According to the India National Family Health Survey, more than 40 percent of Indian women 15 to 24 do not have access to sanitary products during their period. Many resort to using rags, old clothes, newspaper, hay, leaves, sand and ash, according to UNICEF and other international aid organizations.
In many slums, Jalota and the foundation say menstruation is a “taboo” subject and some women are afraid to speak freely about their bodies.
And because of the stigma associated with menstruation in India, women are often ashamed to wash and dry the rags and clothes properly. Stored in damp, dark conditions, the materials become breeding grounds for bacteria, spreading diseases and infections.
The foundation has manufactured more than 500,000 pads over the past two years, helping thousands of women.
Jalota said she met Markle at a Glamour Magazine event in 2016 where Jalota was honored as one of the magazine's College Women of the Year.
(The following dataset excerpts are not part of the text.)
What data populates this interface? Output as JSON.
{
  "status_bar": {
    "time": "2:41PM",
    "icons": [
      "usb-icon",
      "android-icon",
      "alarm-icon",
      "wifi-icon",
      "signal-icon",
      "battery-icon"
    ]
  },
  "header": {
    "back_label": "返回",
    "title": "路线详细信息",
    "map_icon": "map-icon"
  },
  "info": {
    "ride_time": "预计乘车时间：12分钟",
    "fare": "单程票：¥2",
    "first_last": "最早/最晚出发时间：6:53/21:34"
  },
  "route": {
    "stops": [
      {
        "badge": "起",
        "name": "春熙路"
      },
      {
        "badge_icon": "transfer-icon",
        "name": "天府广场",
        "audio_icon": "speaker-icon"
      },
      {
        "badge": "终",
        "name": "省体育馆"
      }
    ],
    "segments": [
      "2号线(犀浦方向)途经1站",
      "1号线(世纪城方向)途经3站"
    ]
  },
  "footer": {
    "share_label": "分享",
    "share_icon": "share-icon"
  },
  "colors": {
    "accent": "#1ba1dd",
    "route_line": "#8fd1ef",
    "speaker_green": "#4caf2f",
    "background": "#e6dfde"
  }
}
Five months later, Markle was in India with the foundation in her role as a United Nations Women advocate. She invited several of the foundation's activists — including Jalota — to her wedding.
"At the lunch, Meghan learned about my work, including that 50 percent of women in India were using unhygienic methods, like old rags and leaves, to manage their cycles," Jalota wrote in Glamour on May 19. "I didn’t know then that I'd struck a chord with Meghan—and that the selfie we took together would lead to so many life-changing events, including, yes, an upcoming royal wedding."
The foundation was the only foreign organization the couple chose to include, CNN reported.
"The foundation (Myna Mahila Foundation), which aims to offer Mumbai women stable employment close to their homes as well as breaking taboos around menstrual hygiene by offering them access to low-cost sanitary napkins, was chosen by Markle after she saw its work 'first-hand' during a visit to India last year," according to a statement from Kensington Palace.
The foundation also planned a fundraiser in London on May 21.
The seven designated organizations are: CHIVA (Children's HIV Association); Crisis; the Myna Mahila Foundation; Scotty's Little Soldiers — a charity for bereaved Armed Forces children; StreetGames; Surfers Against Sewage; and The Wilderness Foundation UK.